Background: Magnetic resonance (MR)-guided high-intensity focused ultrasound (HIFU) can palliate metastatic bone pain by periosteal neurolysis. We investigated the value of diffusion-weighted imaging (DWI) for monitoring soft tissue changes adjacent to bone during MR-guided HIFU. We evaluated the repeatability of the apparent diffusion coefficient (ADC) measurement, the temporal evolution of ADC change after sonication, and its relationship with thermal parameters.
Methods: Ex-vivo experiments in lamb legs (n = 8) were performed on a Sonalleve MR-guided HIFU system. Baseline proton resonance frequency shift (PRFS) thermometry evaluated the accuracy of temperature measurements and tissue cooling times after exposure. PRFS acquired during sonication (n = 27) was used to estimate thermal dose volume and temperature. After repeat baseline measurements, DWI was assessed longitudinally and relative ADC changes were derived for heated regions.
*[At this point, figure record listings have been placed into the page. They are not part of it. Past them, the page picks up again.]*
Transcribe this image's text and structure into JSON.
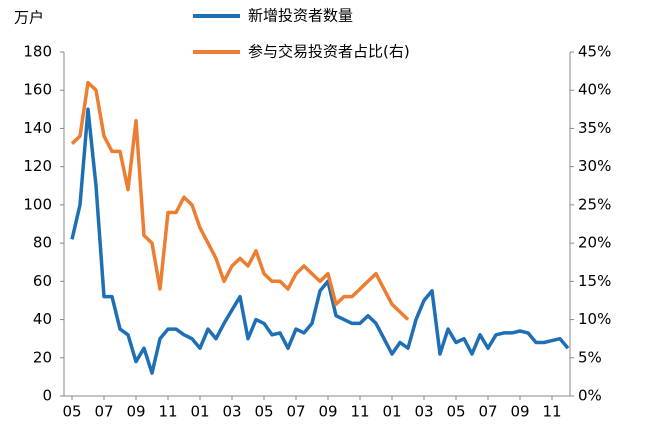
{
  "chart_data": {
    "type": "line",
    "y_axis_label": "万户",
    "categories": [
      "05",
      null,
      null,
      null,
      "07",
      null,
      null,
      null,
      "09",
      null,
      null,
      null,
      "11",
      null,
      null,
      null,
      "01",
      null,
      null,
      null,
      "03",
      null,
      null,
      null,
      "05",
      null,
      null,
      null,
      "07",
      null,
      null,
      null,
      "09",
      null,
      null,
      null,
      "11",
      null,
      null,
      null,
      "01",
      null,
      null,
      null,
      "03",
      null,
      null,
      null,
      "05",
      null,
      null,
      null,
      "07",
      null,
      null,
      null,
      "09",
      null,
      null,
      null,
      "11",
      null,
      null
    ],
    "series": [
      {
        "name": "新增投资者数量",
        "color": "#1f6fb5",
        "axis": "y",
        "values": [
          82,
          100,
          150,
          110,
          52,
          52,
          35,
          32,
          18,
          25,
          12,
          30,
          35,
          35,
          32,
          30,
          25,
          35,
          30,
          38,
          45,
          52,
          30,
          40,
          38,
          32,
          33,
          25,
          35,
          33,
          38,
          55,
          60,
          42,
          40,
          38,
          38,
          42,
          38,
          30,
          22,
          28,
          25,
          40,
          50,
          55,
          22,
          35,
          28,
          30,
          22,
          32,
          25,
          32,
          33,
          33,
          34,
          33,
          28,
          28,
          29,
          30,
          25
        ]
      },
      {
        "name": "参与交易投资者占比(右)",
        "color": "#ed7d31",
        "axis": "y2",
        "values": [
          33,
          34,
          41,
          40,
          34,
          32,
          32,
          27,
          36,
          21,
          20,
          14,
          24,
          24,
          26,
          25,
          22,
          20,
          18,
          15,
          17,
          18,
          17,
          19,
          16,
          15,
          15,
          14,
          16,
          17,
          16,
          15,
          16,
          12,
          13,
          13,
          14,
          15,
          16,
          14,
          12,
          11,
          10,
          null,
          null,
          null,
          null,
          null,
          null,
          null,
          null,
          null,
          null,
          null,
          null,
          null,
          null,
          null,
          null,
          null,
          null,
          null,
          null
        ]
      }
    ],
    "ylim": [
      0,
      180
    ],
    "yticks": [
      0,
      20,
      40,
      60,
      80,
      100,
      120,
      140,
      160,
      180
    ],
    "y2lim": [
      0,
      45
    ],
    "y2ticks": [
      {
        "value": 0,
        "label": "0%"
      },
      {
        "value": 5,
        "label": "5%"
      },
      {
        "value": 10,
        "label": "10%"
      },
      {
        "value": 15,
        "label": "15%"
      },
      {
        "value": 20,
        "label": "20%"
      },
      {
        "value": 25,
        "label": "25%"
      },
      {
        "value": 30,
        "label": "30%"
      },
      {
        "value": 35,
        "label": "35%"
      },
      {
        "value": 40,
        "label": "40%"
      },
      {
        "value": 45,
        "label": "45%"
      }
    ],
    "grid": false,
    "legend": "top"
  }
}
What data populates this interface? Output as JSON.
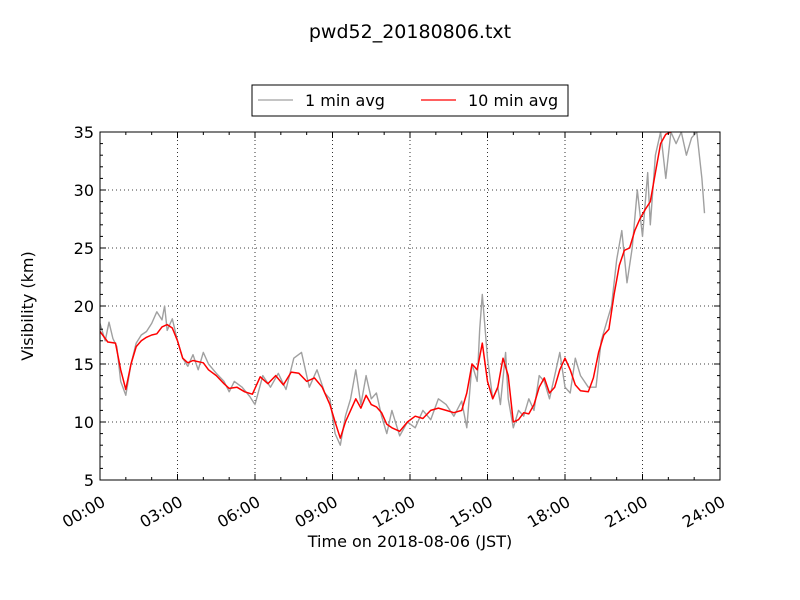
{
  "chart_data": {
    "type": "line",
    "title": "pwd52_20180806.txt",
    "xlabel": "Time on 2018-08-06 (JST)",
    "ylabel": "Visibility (km)",
    "xlim": [
      0,
      24
    ],
    "ylim": [
      5,
      35
    ],
    "xticks": [
      0,
      3,
      6,
      9,
      12,
      15,
      18,
      21,
      24
    ],
    "xtick_labels": [
      "00:00",
      "03:00",
      "06:00",
      "09:00",
      "12:00",
      "15:00",
      "18:00",
      "21:00",
      "24:00"
    ],
    "yticks": [
      5,
      10,
      15,
      20,
      25,
      30,
      35
    ],
    "ytick_labels": [
      "5",
      "10",
      "15",
      "20",
      "25",
      "30",
      "35"
    ],
    "grid": true,
    "legend_position": "top-center",
    "series": [
      {
        "name": "1 min avg",
        "color": "#a0a0a0",
        "x": [
          0,
          0.2,
          0.35,
          0.5,
          0.65,
          0.8,
          1.0,
          1.2,
          1.4,
          1.6,
          1.8,
          2.0,
          2.2,
          2.4,
          2.5,
          2.6,
          2.8,
          3.0,
          3.2,
          3.4,
          3.6,
          3.8,
          4.0,
          4.2,
          4.5,
          4.8,
          5.0,
          5.2,
          5.5,
          5.8,
          6.0,
          6.3,
          6.6,
          6.9,
          7.2,
          7.5,
          7.8,
          8.1,
          8.4,
          8.7,
          8.9,
          9.1,
          9.3,
          9.5,
          9.7,
          9.9,
          10.1,
          10.3,
          10.5,
          10.7,
          10.9,
          11.1,
          11.3,
          11.6,
          11.9,
          12.2,
          12.5,
          12.8,
          13.1,
          13.4,
          13.7,
          14.0,
          14.2,
          14.4,
          14.6,
          14.7,
          14.8,
          15.0,
          15.2,
          15.4,
          15.5,
          15.7,
          15.8,
          16.0,
          16.2,
          16.4,
          16.6,
          16.8,
          17.0,
          17.2,
          17.4,
          17.6,
          17.8,
          18.0,
          18.2,
          18.4,
          18.6,
          18.9,
          19.2,
          19.4,
          19.6,
          19.8,
          20.0,
          20.2,
          20.4,
          20.6,
          20.8,
          21.0,
          21.2,
          21.3,
          21.5,
          21.7,
          21.9,
          22.1,
          22.3,
          22.5,
          22.7,
          22.9,
          23.1,
          23.3,
          23.4
        ],
        "y": [
          18.5,
          17.0,
          18.6,
          17.2,
          16.5,
          13.5,
          12.3,
          15.0,
          16.8,
          17.5,
          17.8,
          18.5,
          19.5,
          18.8,
          20.0,
          17.9,
          18.9,
          17.0,
          15.5,
          14.8,
          15.8,
          14.5,
          16.0,
          15.0,
          14.2,
          13.5,
          12.6,
          13.5,
          13.0,
          12.2,
          11.5,
          14.0,
          13.0,
          14.2,
          12.8,
          15.5,
          16.0,
          13.0,
          14.5,
          12.5,
          12.0,
          9.0,
          8.0,
          10.5,
          12.0,
          14.5,
          11.5,
          14.0,
          12.0,
          12.5,
          10.5,
          9.0,
          11.0,
          8.8,
          10.0,
          9.5,
          11.0,
          10.2,
          12.0,
          11.5,
          10.5,
          11.8,
          9.5,
          15.0,
          13.5,
          18.0,
          21.0,
          15.5,
          12.0,
          13.0,
          11.5,
          16.0,
          12.0,
          9.5,
          11.0,
          10.5,
          12.0,
          11.0,
          14.0,
          13.5,
          12.0,
          14.0,
          16.0,
          13.0,
          12.5,
          15.5,
          14.0,
          13.0,
          13.0,
          17.0,
          18.5,
          20.0,
          24.0,
          26.5,
          22.0,
          25.0,
          30.0,
          26.0,
          31.5,
          27.0,
          33.0,
          35.0,
          31.0,
          35.0,
          34.0,
          35.0,
          33.0,
          34.5,
          35.0,
          31.0,
          28.0
        ]
      },
      {
        "name": "10 min avg",
        "color": "#ff0000",
        "x": [
          0,
          0.3,
          0.6,
          0.8,
          1.0,
          1.2,
          1.4,
          1.6,
          1.8,
          2.0,
          2.2,
          2.4,
          2.6,
          2.8,
          3.0,
          3.2,
          3.4,
          3.6,
          3.8,
          4.0,
          4.2,
          4.5,
          4.8,
          5.0,
          5.3,
          5.6,
          5.9,
          6.2,
          6.5,
          6.8,
          7.1,
          7.4,
          7.7,
          8.0,
          8.3,
          8.6,
          8.9,
          9.1,
          9.3,
          9.5,
          9.7,
          9.9,
          10.1,
          10.3,
          10.5,
          10.7,
          10.9,
          11.1,
          11.3,
          11.6,
          11.9,
          12.2,
          12.5,
          12.8,
          13.1,
          13.4,
          13.7,
          14.0,
          14.2,
          14.4,
          14.6,
          14.8,
          15.0,
          15.2,
          15.4,
          15.6,
          15.8,
          16.0,
          16.2,
          16.4,
          16.6,
          16.8,
          17.0,
          17.2,
          17.4,
          17.6,
          17.8,
          18.0,
          18.2,
          18.4,
          18.6,
          18.9,
          19.1,
          19.3,
          19.5,
          19.7,
          19.9,
          20.1,
          20.3,
          20.5,
          20.7,
          20.9,
          21.1,
          21.3,
          21.5,
          21.7,
          21.9,
          22.1
        ],
        "y": [
          17.8,
          16.9,
          16.8,
          14.5,
          12.8,
          15.0,
          16.5,
          17.0,
          17.3,
          17.5,
          17.6,
          18.2,
          18.4,
          18.1,
          17.0,
          15.5,
          15.1,
          15.3,
          15.2,
          15.1,
          14.5,
          14.0,
          13.3,
          12.9,
          13.0,
          12.6,
          12.4,
          13.9,
          13.3,
          14.0,
          13.2,
          14.3,
          14.2,
          13.5,
          13.8,
          13.0,
          11.5,
          10.0,
          8.6,
          10.0,
          11.0,
          12.0,
          11.2,
          12.3,
          11.5,
          11.3,
          10.8,
          9.8,
          9.5,
          9.2,
          10.0,
          10.5,
          10.3,
          11.0,
          11.2,
          11.0,
          10.8,
          11.0,
          12.5,
          15.0,
          14.5,
          16.8,
          13.5,
          12.0,
          13.0,
          15.5,
          14.0,
          10.0,
          10.2,
          10.8,
          10.7,
          11.5,
          13.0,
          13.8,
          12.5,
          13.0,
          14.5,
          15.5,
          14.5,
          13.2,
          12.7,
          12.6,
          13.8,
          16.0,
          17.5,
          18.0,
          21.0,
          23.5,
          24.8,
          25.0,
          26.5,
          27.5,
          28.3,
          29.0,
          31.5,
          34.0,
          34.8,
          35.0
        ]
      }
    ]
  }
}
Results: Baseline PRFS was accurate to 1 °C and showed that tissues regained baseline temperatures within 5 min. Before sonication, coefficient of variation for repeat ADC measurements was 0.8%. After sonication, ADC increased in the muscle adjacent to the exposed periosteum, it was maximal 1-5 min after sonication, and it significantly differed between samples with persistent versus non-persistent ADC changes beyond 20 min. ADC increases at 20 min were stable for 2 h and correlated significantly with thermal parameters (ADC versus applied acoustic energy at 16-20 min: r = 0.77, p < 0.001). A 20% ADC increase resulted in clear macroscopic tissue damage.
Conclusions: Our preliminary results suggest that DWI can detect intra-procedural changes in ex-vivo muscle overlying the periosteum. This could be useful for studying the safety and efficacy of clinical MR-guided HIFU bone treatments.
Keywords: Bone metastases; Diffusion-weighted imaging (DWI); Magnetic resonance imaging (MRI); Periosteum; Thermal ablation.